Zhao Haitao, Datta Sujay, Duan Zhong-Hui
Department of Mathematics and Computer Science, The University of North Carolina at Pembroke, Pembroke, NC, USA.
Department of Statistics, The University of Akron, Akron, OH, USA.
Bioinform Biol Insights. 2023 Feb 27;17:11779322231152972. doi: 10.1177/11779322231152972. eCollection 2023.

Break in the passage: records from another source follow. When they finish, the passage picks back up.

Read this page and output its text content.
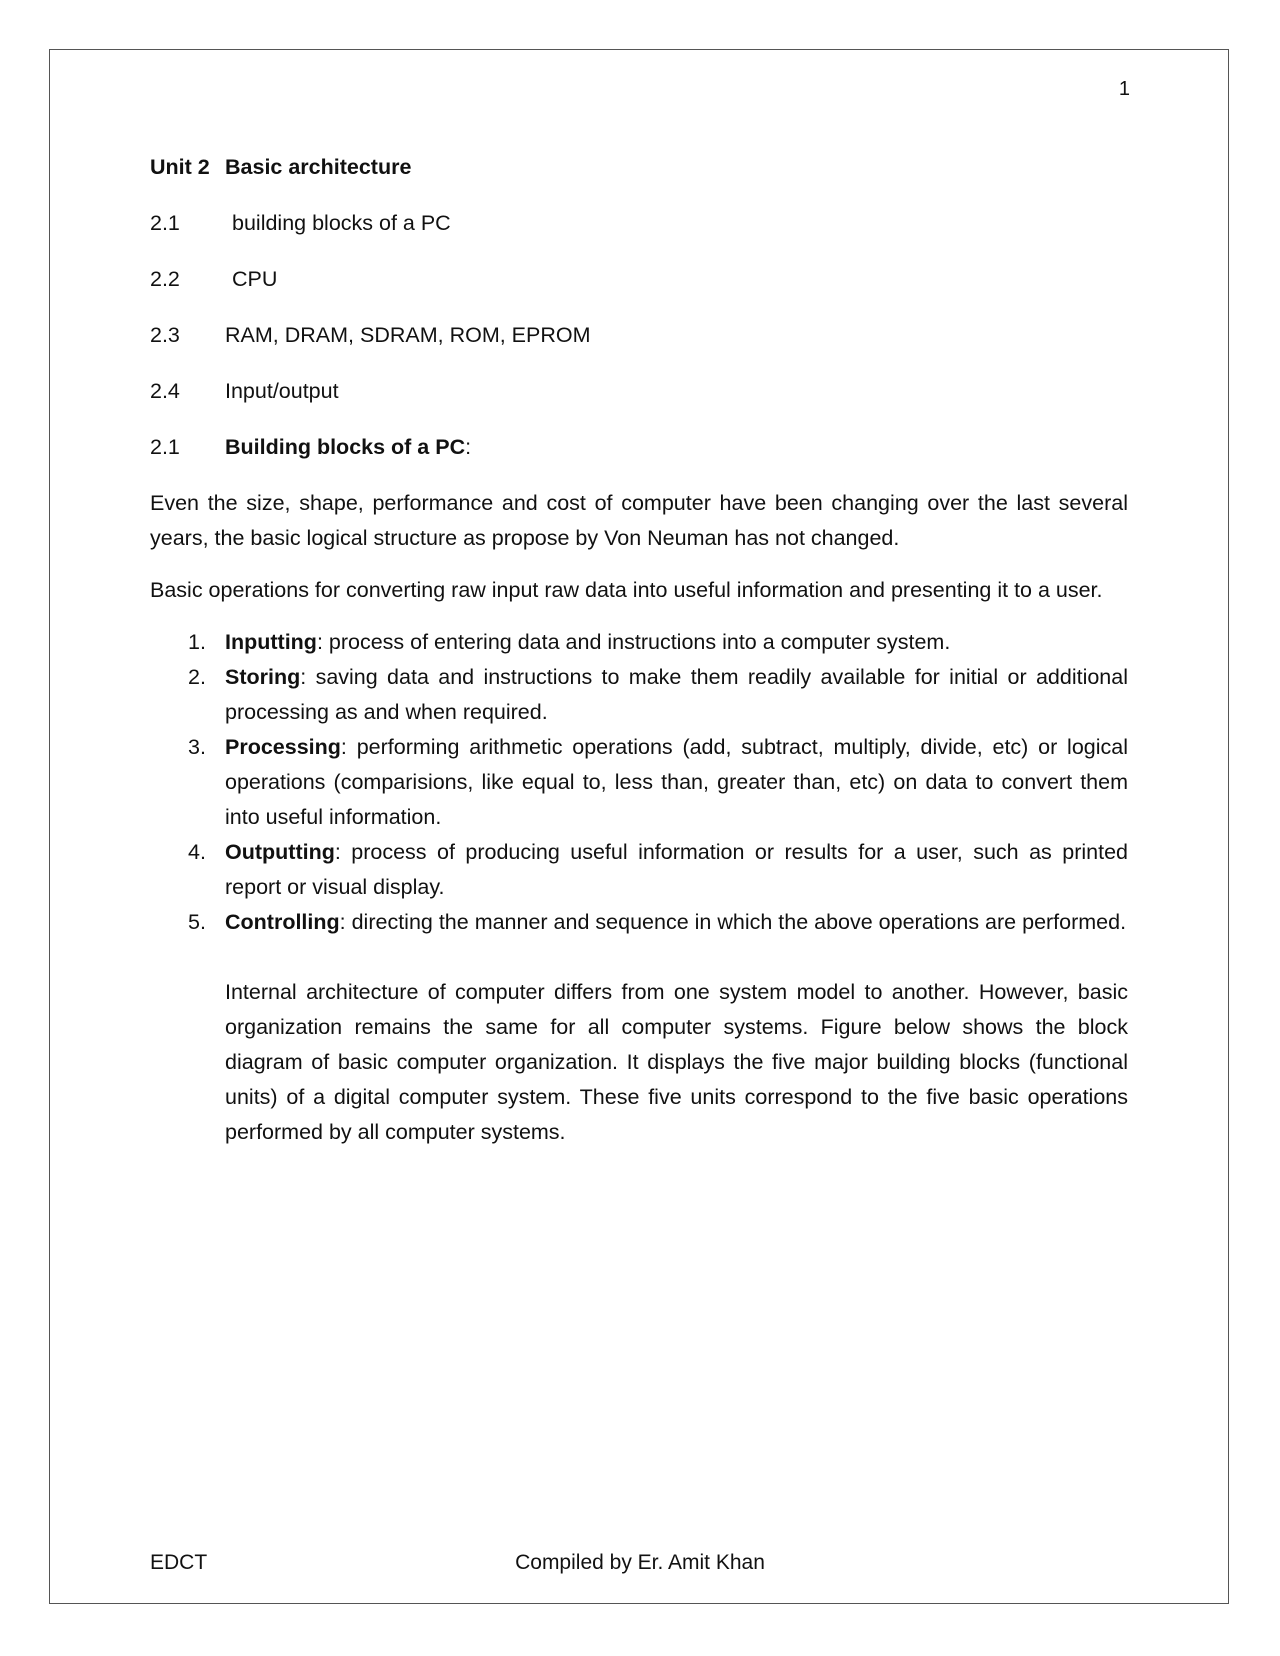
1
Unit 2 Basic architecture
2.1	building blocks of a PC
2.2	CPU
2.3	RAM, DRAM, SDRAM, ROM, EPROM
2.4	Input/output
2.1	Building blocks of a PC:

Even the size, shape, performance and cost of computer have been changing over the last several years, the basic logical structure as propose by Von Neuman has not changed.

Basic operations for converting raw input raw data into useful information and presenting it to a user.

1. Inputting: process of entering data and instructions into a computer system.
2. Storing: saving data and instructions to make them readily available for initial or additional processing as and when required.
3. Processing: performing arithmetic operations (add, subtract, multiply, divide, etc) or logical operations (comparisions, like equal to, less than, greater than, etc) on data to convert them into useful information.
4. Outputting: process of producing useful information or results for a user, such as printed report or visual display.
5. Controlling: directing the manner and sequence in which the above operations are performed.

Internal architecture of computer differs from one system model to another. However, basic organization remains the same for all computer systems. Figure below shows the block diagram of basic computer organization. It displays the five major building blocks (functional units) of a digital computer system. These five units correspond to the five basic operations performed by all computer systems.

EDCT	Compiled by Er. Amit Khan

Global genetic networks provide additional information for the analysis of human diseases, beyond the traditional analysis that focuses on single genes or local networks. The Gaussian graphical model (GGM) is widely applied to learn genetic networks because it defines an undirected graph decoding the conditional dependence between genes. Many algorithms based on the GGM have been proposed for learning genetic network structures. Because the number of gene variables is typically far more than the number of samples collected, and a real genetic network is typically sparse, the graphical lasso implementation of GGM becomes a popular tool for inferring the conditional interdependence among genes. However, graphical lasso, although showing good performance in low dimensional data sets, is computationally expensive and inefficient or even unable to work directly on genome-wide gene expression data sets. In this study, the method of Monte Carlo Gaussian graphical model (MCGGM) was proposed to learn global genetic networks of genes. This method uses a Monte Carlo approach to sample subnetworks from genome-wide gene expression data and graphical lasso to learn the structures of the subnetworks. The learned subnetworks are then integrated to approximate a global genetic network. The proposed method was evaluated with a relatively small real data set of RNA-seq expression levels. The results indicate the proposed method shows a strong ability of decoding the interactions with high conditional dependences among genes. The method was then applied to genome-wide data sets of RNA-seq expression levels. The gene interactions with high interdependence from the estimated global networks show that most of the predicted gene-gene interactions have been reported in the literatures playing important roles in different human cancers. Also, the results validate the ability and reliability of the proposed method to identify high conditional dependences among genes in large-scale data sets.
全球遗传网络为人类疾病分析提供了额外信息,超越了传统的聚焦于单个基因或局部网络的分析方法。高斯图形模型(GGM)被广泛应用于学习遗传网络,因为它定义了一个无向图来解码基因之间的条件依赖性。许多基于GGM的算法已被提出用于学习遗传网络结构。由于基因变量的数量通常远远超过所收集样本的数量,并且实际的遗传网络通常是稀疏的,GGM的图形套索实现成为推断基因间条件相互依赖性的流行工具。然而,图形套索虽然在低维数据集中表现良好,但计算成本高且效率低下,甚至无法直接处理全基因组范围的基因表达数据集。在本研究中,提出了蒙特卡罗高斯图形模型(MCGGM)方法来学习基因的全球遗传网络。该方法使用蒙特卡罗方法从全基因组范围的基因表达数据中采样子网,并使用图形套索来学习子网的结构。然后将学习到的子网整合起来以近似一个全球遗传网络。所提出的方法用一个相对较小的RNA-seq表达水平真实数据集进行了评估。结果表明所提出的方法具有很强的解码基因间高条件依赖性相互作用的能力。然后该方法被应用于RNA-seq表达水平的全基因组数据集。从估计的全球网络中具有高相互依赖性的基因相互作用表明,大多数预测的基因-基因相互作用已在文献中报道,它们在不同人类癌症中发挥重要作用。此外,结果验证了所提出的方法在大规模数据集中识别基因间高条件依赖性的能力和可靠性。